Background
Traditional deep learning models are known to be biased black boxes, due to training data diversity and chosen complexity of the model. Therefore, the ability for models to produce explainable, human-interpretable output is becoming increasingly desired and explored, especially in computer vision tasks. This research focused on a component of explainability: Uncertainty Quantification (UQ) applied to semantic segmentation. UQ techniques identify parts of an image where the model tends to perform worse than expected, enabling informed decision-making by an automated platform or other entity receiving the information. Therefore, UQ techniques may improve performance and greater prediction accuracy.
Approach
The research had two main objectives. First, UQ was implemented with a baseline semantic segmentation model to prove validity. This was accomplished by utilizing Monte Carlo dropout to simulate Bayesian inference, as seen in Figure 1. By introducing dropout layers to a SegNet deep learning model and then passing in the same input multiple times, the network now outputs a distribution of output semantic maps, rather than just one output. From this output, one can generate an uncertainty map via the variance of each pixel across all maps, to get a per-pixel estimation of uncertainty across the image.
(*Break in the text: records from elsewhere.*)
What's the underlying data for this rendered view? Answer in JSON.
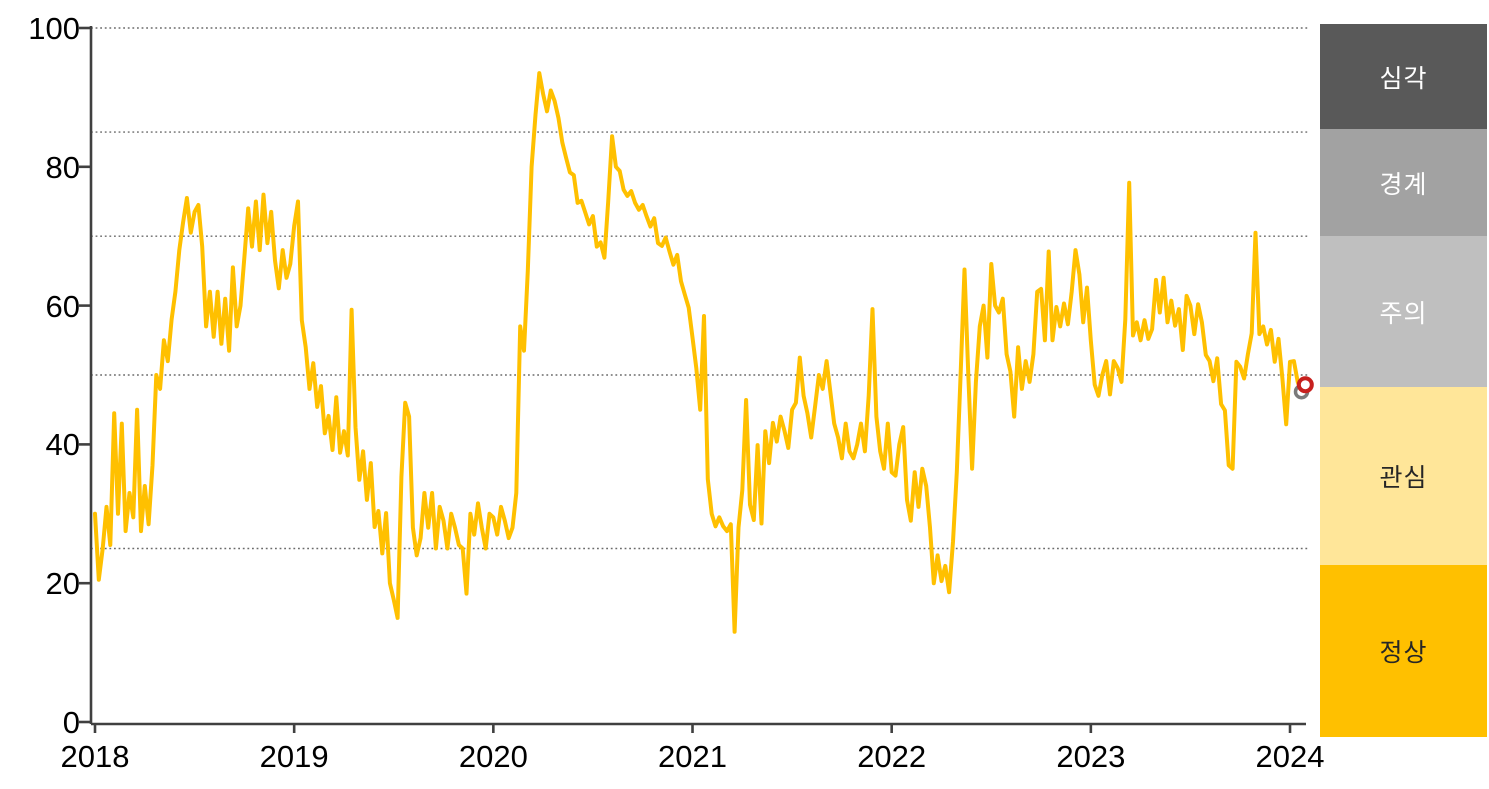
{
  "chart_data": {
    "type": "line",
    "title": "",
    "x_axis": {
      "tick_labels": [
        "2018",
        "2019",
        "2020",
        "2021",
        "2022",
        "2023",
        "2024"
      ]
    },
    "y_axis": {
      "range": [
        0,
        100
      ],
      "tick_labels": [
        "0",
        "20",
        "40",
        "60",
        "80",
        "100"
      ],
      "tick_values": [
        0,
        20,
        40,
        60,
        80,
        100
      ],
      "gridline_values": [
        25,
        50,
        70,
        85,
        100
      ],
      "gridline_style": "dotted",
      "gridline_color": "#6b6b6b"
    },
    "series": {
      "name": "stress-index",
      "color": "#FFC000",
      "start_label": "2018",
      "step": "weekly",
      "values": [
        30,
        20.5,
        25,
        31,
        25.5,
        44.5,
        30,
        43,
        27.5,
        33,
        29.5,
        45,
        27.5,
        34,
        28.5,
        37,
        50,
        48,
        55,
        52,
        58,
        62,
        68,
        72,
        75.5,
        70.5,
        73.5,
        74.5,
        68.5,
        57,
        62,
        55.5,
        62,
        54.5,
        61,
        53.5,
        65.5,
        57,
        60,
        67,
        74,
        68.5,
        75,
        68,
        76,
        69,
        73.5,
        66.5,
        62.5,
        68,
        64,
        66,
        71.5,
        75,
        57.9,
        54,
        48,
        51.7,
        45.4,
        48.4,
        41.6,
        44.1,
        39.2,
        46.8,
        38.8,
        41.9,
        38.4,
        59.4,
        42.5,
        34.9,
        39,
        32,
        37.3,
        28.1,
        30.4,
        24.3,
        30.1,
        20,
        17.6,
        15,
        35.3,
        46,
        44,
        28,
        24,
        26.5,
        33,
        28,
        33,
        25,
        31,
        29,
        25,
        30,
        28,
        25.5,
        25,
        18.5,
        30,
        27,
        31.5,
        28,
        25,
        30,
        29.5,
        27,
        31,
        29,
        26.5,
        28,
        33,
        57,
        53.5,
        65,
        80,
        87.5,
        93.5,
        90.5,
        88,
        91,
        89.5,
        87,
        83.5,
        81.3,
        79.2,
        78.8,
        74.8,
        75.1,
        73.4,
        71.7,
        72.9,
        68.5,
        69.1,
        66.9,
        75,
        84.4,
        80,
        79.4,
        76.7,
        75.8,
        76.5,
        74.8,
        73.8,
        74.5,
        72.9,
        71.4,
        72.6,
        69,
        68.6,
        69.8,
        67.8,
        65.9,
        67.3,
        63.5,
        61.6,
        59.7,
        55.4,
        51,
        45,
        58.5,
        35,
        30,
        28.2,
        29.5,
        28.2,
        27.5,
        28.5,
        13,
        28,
        33.4,
        46.4,
        31.3,
        29.1,
        39.9,
        28.6,
        41.9,
        37.3,
        43.1,
        40.4,
        44,
        42,
        39.5,
        45,
        46,
        52.5,
        47,
        44.5,
        41,
        45.5,
        50,
        48,
        52,
        47.5,
        43,
        41,
        38,
        43,
        39,
        38,
        40,
        43,
        39,
        47,
        59.5,
        44,
        39,
        36.5,
        43,
        36,
        35.5,
        40,
        42.5,
        32,
        29,
        36,
        31,
        36.5,
        34,
        28,
        20,
        24,
        20.3,
        22.5,
        18.7,
        26,
        36,
        50,
        65.2,
        50,
        36.5,
        49,
        57,
        60,
        52.5,
        66,
        60,
        59,
        61,
        53,
        50.5,
        44,
        54,
        48,
        52,
        49,
        53,
        62,
        62.4,
        55,
        67.8,
        55,
        59.8,
        57,
        60.3,
        57.3,
        62,
        68,
        64.5,
        57.6,
        62.6,
        55,
        48.6,
        47,
        50,
        52,
        47.2,
        52,
        51,
        49,
        58,
        77.7,
        55.7,
        57.6,
        55,
        57.9,
        55.2,
        56.6,
        63.7,
        59,
        64,
        57.6,
        60.7,
        57.1,
        59.5,
        53.6,
        61.4,
        60,
        55.9,
        60.2,
        57.6,
        52.9,
        52,
        49.1,
        52.4,
        45.8,
        44.9,
        37,
        36.5,
        51.9,
        51.2,
        49.5,
        53,
        56,
        70.5,
        55.9,
        57,
        54.4,
        56.5,
        51.9,
        55.2,
        49.5,
        42.9,
        51.9,
        52,
        49,
        47.6,
        48.6
      ]
    },
    "end_markers": [
      {
        "name": "previous-point-marker",
        "shape": "open-circle",
        "color": "#7A7A7A",
        "week_index": 315,
        "value": 47.6
      },
      {
        "name": "latest-point-marker",
        "shape": "open-circle",
        "color": "#C7201E",
        "week_index": 316,
        "value": 48.6
      }
    ],
    "zones": [
      {
        "label": "심각",
        "color": "#595959",
        "text_color": "#FFFFFF",
        "range": [
          85,
          100
        ]
      },
      {
        "label": "경계",
        "color": "#A2A2A2",
        "text_color": "#FFFFFF",
        "range": [
          70,
          85
        ]
      },
      {
        "label": "주의",
        "color": "#BFBFBF",
        "text_color": "#FFFFFF",
        "range": [
          50,
          70
        ]
      },
      {
        "label": "관심",
        "color": "#FFE699",
        "text_color": "#262626",
        "range": [
          25,
          50
        ]
      },
      {
        "label": "정상",
        "color": "#FFC000",
        "text_color": "#262626",
        "range": [
          0,
          25
        ]
      }
    ],
    "legend_position": "right",
    "axis_color": "#404040"
  }
}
Afterwards, UQ was implemented on a more modern semantic segmentation model (UNet) to show transferability, as well as to demonstrate the inverse relationship between uncertainty and accuracy between models.
Accomplishments
These efforts resulted in two semantic segmentation networks capable of communicating levels of uncertainty in their respective outputs. These uncertainty maps can be compared in Figure 2. After conducting proper model validation on both models, the researchers were able to determine that not only does the UNet model have a higher prediction accuracy than the SegNet model, but the UNet model also has less uncertainty in its predictions.